56. Trinité-et-Tobago

Le 27 juillet 1990, un commando islamique, appelé Jamaat Al-Muslimeen, pénètre dans la Red House et y prend en otages le premier ministre Robinson ainsi que plusieurs membres du cabinet et députés. Une autre fraction de la même organisation occupe la télévision pendant qu'un troisième groupe attaque le QG de la police de la capitale Port of Spain, et l'incendie. Le soir même, l'armée et la police, fidèles au gouvernement attaqué, quadrillent les rues, échangent des coups de feu avec l'organisation islamiste, et commencent le siège des sites attaqués.

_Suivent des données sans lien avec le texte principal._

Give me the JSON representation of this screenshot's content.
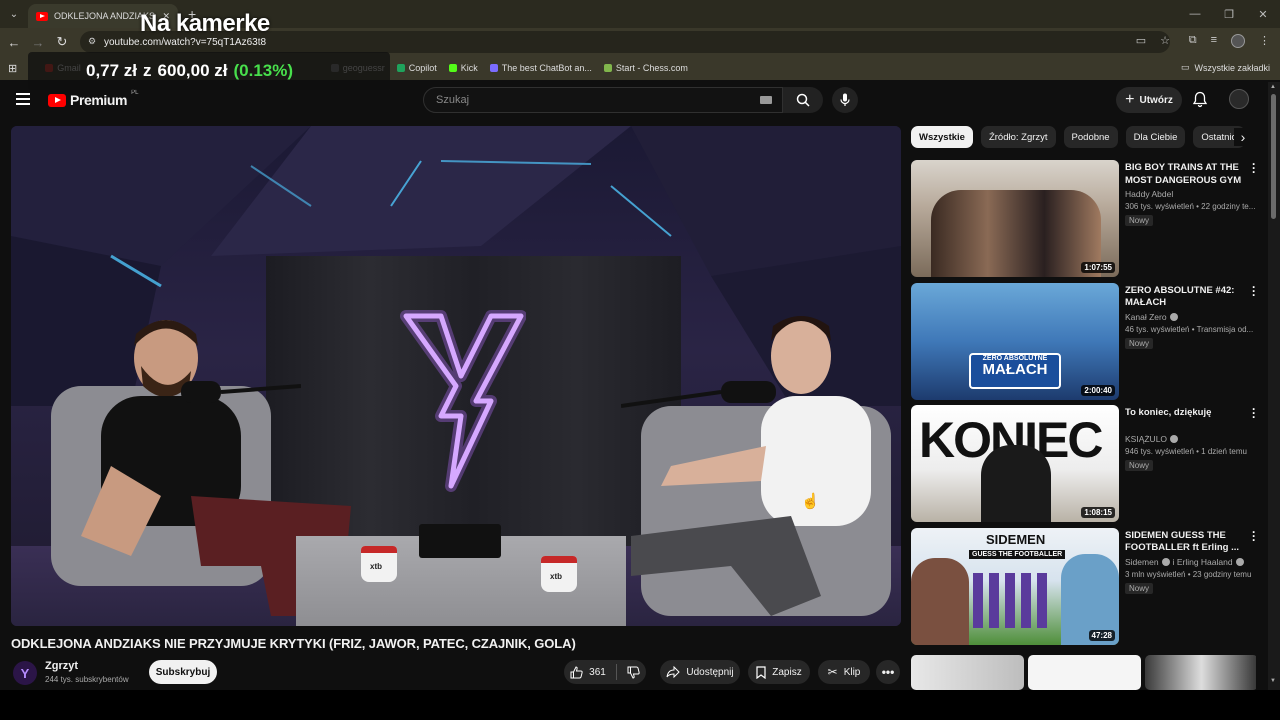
{
  "browser": {
    "tab_title": "ODKLEJONA ANDZIAKS NI",
    "url": "youtube.com/watch?v=75qT1Az63t8",
    "bookmarks": [
      {
        "label": "Gmail",
        "color": "#d93025"
      },
      {
        "label": "geoguessr",
        "color": "#777"
      },
      {
        "label": "Copilot",
        "color": "#1fa35c"
      },
      {
        "label": "Kick",
        "color": "#53fc18"
      },
      {
        "label": "The best ChatBot an...",
        "color": "#7b6cff"
      },
      {
        "label": "Start - Chess.com",
        "color": "#81b64c"
      }
    ],
    "bookmarks_folder": "Wszystkie zakładki"
  },
  "stream_overlay": {
    "camera_label": "Na kamerke",
    "price_current": "0,77 zł",
    "price_connector": "z",
    "price_target": "600,00 zł",
    "price_percent": "(0.13%)"
  },
  "youtube": {
    "logo_text": "Premium",
    "logo_region": "PL",
    "search_placeholder": "Szukaj",
    "create_label": "Utwórz"
  },
  "video": {
    "title": "ODKLEJONA ANDZIAKS NIE PRZYJMUJE KRYTYKI (FRIZ, JAWOR, PATEC, CZAJNIK, GOLA)",
    "channel_name": "Zgrzyt",
    "channel_initial": "Y",
    "channel_subs": "244 tys. subskrybentów",
    "subscribe_label": "Subskrybuj",
    "likes": "361",
    "share_label": "Udostępnij",
    "save_label": "Zapisz",
    "clip_label": "Klip",
    "mug_text": "xtb"
  },
  "sidebar": {
    "chips": [
      "Wszystkie",
      "Źródło: Zgrzyt",
      "Podobne",
      "Dla Ciebie",
      "Ostatnio"
    ],
    "recommendations": [
      {
        "title": "BIG BOY TRAINS AT THE MOST DANGEROUS GYM I...",
        "channel": "Haddy Abdel",
        "verified": false,
        "meta": "306 tys. wyświetleń • 22 godziny te...",
        "badge": "Nowy",
        "duration": "1:07:55"
      },
      {
        "title": "ZERO ABSOLUTNE #42: MAŁACH",
        "channel": "Kanał Zero",
        "verified": true,
        "meta": "46 tys. wyświetleń • Transmisja od...",
        "badge": "Nowy",
        "duration": "2:00:40",
        "thumb_text": "ZERO ABSOLUTNE",
        "thumb_name": "MAŁACH"
      },
      {
        "title": "To koniec, dziękuję",
        "channel": "KSIĄŻULO",
        "verified": true,
        "meta": "946 tys. wyświetleń • 1 dzień temu",
        "badge": "Nowy",
        "duration": "1:08:15",
        "thumb_text": "KONIEC"
      },
      {
        "title": "SIDEMEN GUESS THE FOOTBALLER ft Erling ...",
        "channel": "Sidemen",
        "channel_extra": "i Erling Haaland",
        "verified": true,
        "meta": "3 mln wyświetleń • 23 godziny temu",
        "badge": "Nowy",
        "duration": "47:28",
        "thumb_text": "SIDEMEN",
        "thumb_sub": "GUESS THE FOOTBALLER"
      }
    ]
  },
  "colors": {
    "background": "#0f0f0f",
    "youtube_red": "#ff0000",
    "overlay_green": "#48e04c",
    "chip_bg": "#272727"
  }
}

Trinité-et-Tobago, Etat insulaire des Caraïbes, ne compte que 1,25 millions habitants : un peu moins de la moitié sont des descendants d'esclaves noirs, presque autant des Indiens d'Inde, un sixième des mulâtres, et les 1,5 % restants des Blancs et des Chinois. La moitié de ce mélange est répertoriée chrétienne, le quart hindouiste, et les musulmans ne sont que 6 %. C'est pourquoi, lorsque ce commando islamiste tente de renverser le gouvernement, ce n'est pas l'islam qu'il va mettre en avant, mais un vertueux populisme anti-FMI, jusqu'à même se réclamer des émeutes au Venezuela voisin et en Argentine.

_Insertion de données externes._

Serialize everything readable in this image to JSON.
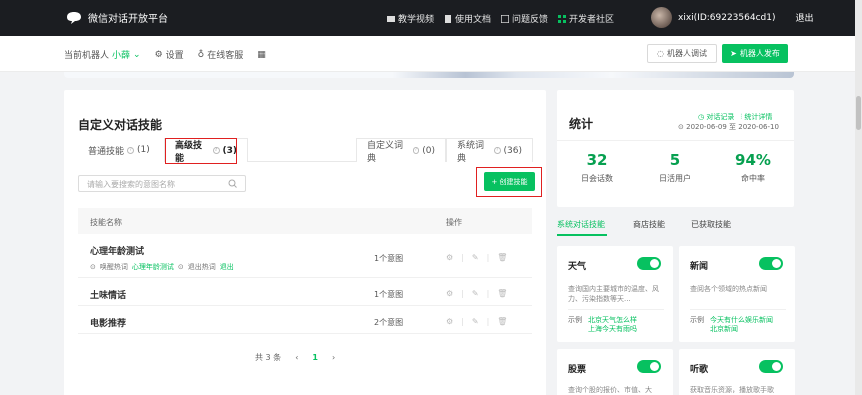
{
  "topbar": {
    "brand": "微信对话开放平台",
    "nav": [
      {
        "label": "教学视频",
        "icon": "play-icon"
      },
      {
        "label": "使用文档",
        "icon": "document-icon"
      },
      {
        "label": "问题反馈",
        "icon": "feedback-icon"
      },
      {
        "label": "开发者社区",
        "icon": "grid-icon"
      }
    ],
    "user": "xixi(ID:69223564cd1)",
    "logout": "退出"
  },
  "subbar": {
    "robot_label": "当前机器人",
    "robot_name": "小薛",
    "settings": "设置",
    "support": "在线客服",
    "btn_test": "机器人调试",
    "btn_publish": "机器人发布"
  },
  "skills": {
    "title": "自定义对话技能",
    "tabs": [
      {
        "label": "普通技能",
        "count": "(1)"
      },
      {
        "label": "高级技能",
        "count": "(3)"
      },
      {
        "label": "自定义词典",
        "count": "(0)"
      },
      {
        "label": "系统词典",
        "count": "(36)"
      }
    ],
    "search_placeholder": "请输入要搜索的意图名称",
    "create_btn": "+ 创建技能",
    "col_name": "技能名称",
    "col_ops": "操作",
    "rows": [
      {
        "name": "心理年龄测试",
        "intent": "1个意图",
        "wake_label": "唤醒热词",
        "wake_word": "心理年龄测试",
        "exit_label": "退出热词",
        "exit_word": "退出"
      },
      {
        "name": "土味情话",
        "intent": "1个意图"
      },
      {
        "name": "电影推荐",
        "intent": "2个意图"
      }
    ],
    "pager": {
      "total": "共 3 条",
      "prev": "‹",
      "current": "1",
      "next": "›"
    }
  },
  "stats": {
    "title": "统计",
    "link_records": "对话记录",
    "link_detail": "统计详情",
    "date_range": "2020-06-09 至 2020-06-10",
    "items": [
      {
        "num": "32",
        "label": "日会话数"
      },
      {
        "num": "5",
        "label": "日活用户"
      },
      {
        "num": "94%",
        "label": "命中率"
      }
    ]
  },
  "system": {
    "tabs": [
      "系统对话技能",
      "商店技能",
      "已获取技能"
    ],
    "cards": [
      {
        "title": "天气",
        "desc": "查询国内主要城市的温度、风力、污染指数等天...",
        "ex_label": "示例",
        "ex1": "北京天气怎么样",
        "ex2": "上海今天有雨吗"
      },
      {
        "title": "新闻",
        "desc": "查阅各个领域的热点新闻",
        "ex_label": "示例",
        "ex1": "今天有什么娱乐新闻",
        "ex2": "北京新闻"
      },
      {
        "title": "股票",
        "desc": "查询个股的报价、市值、大"
      },
      {
        "title": "听歌",
        "desc": "获取音乐资源，播放歌手歌"
      }
    ]
  },
  "colors": {
    "accent": "#07c160",
    "topbar": "#1b1d21",
    "highlight": "#e02020"
  }
}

Dès le lendemain, 28 juillet, il y a deux lignes d'événements parallèles et distincts : prise d'otage, commando, islam, occupation de la télévision, en est la partie spectaculaire ; et un immense pillage, qui profite de ce que même les forces de l'ordre se braquent d'abord sur le show, et sera traité comme absolument secondaire par l'information occidentale. Mais les forces de l'ordre seront rappelées à l'ordre par la coalition des gestionnaires, du FMI aux milices locales en passant par le gouvernement des Etats-Unis, à savoir que le véritable danger n'est pas un changement de régime à la tête de l'Etat, mais l'agression incontrôlée des gueux contre la marchandise sans défense. Et si, après l'assaut initial du commando, toute cette saynète qui joue la tension pour l'information restera pacifique, la vraie bataille a eu lieu dans son ombre.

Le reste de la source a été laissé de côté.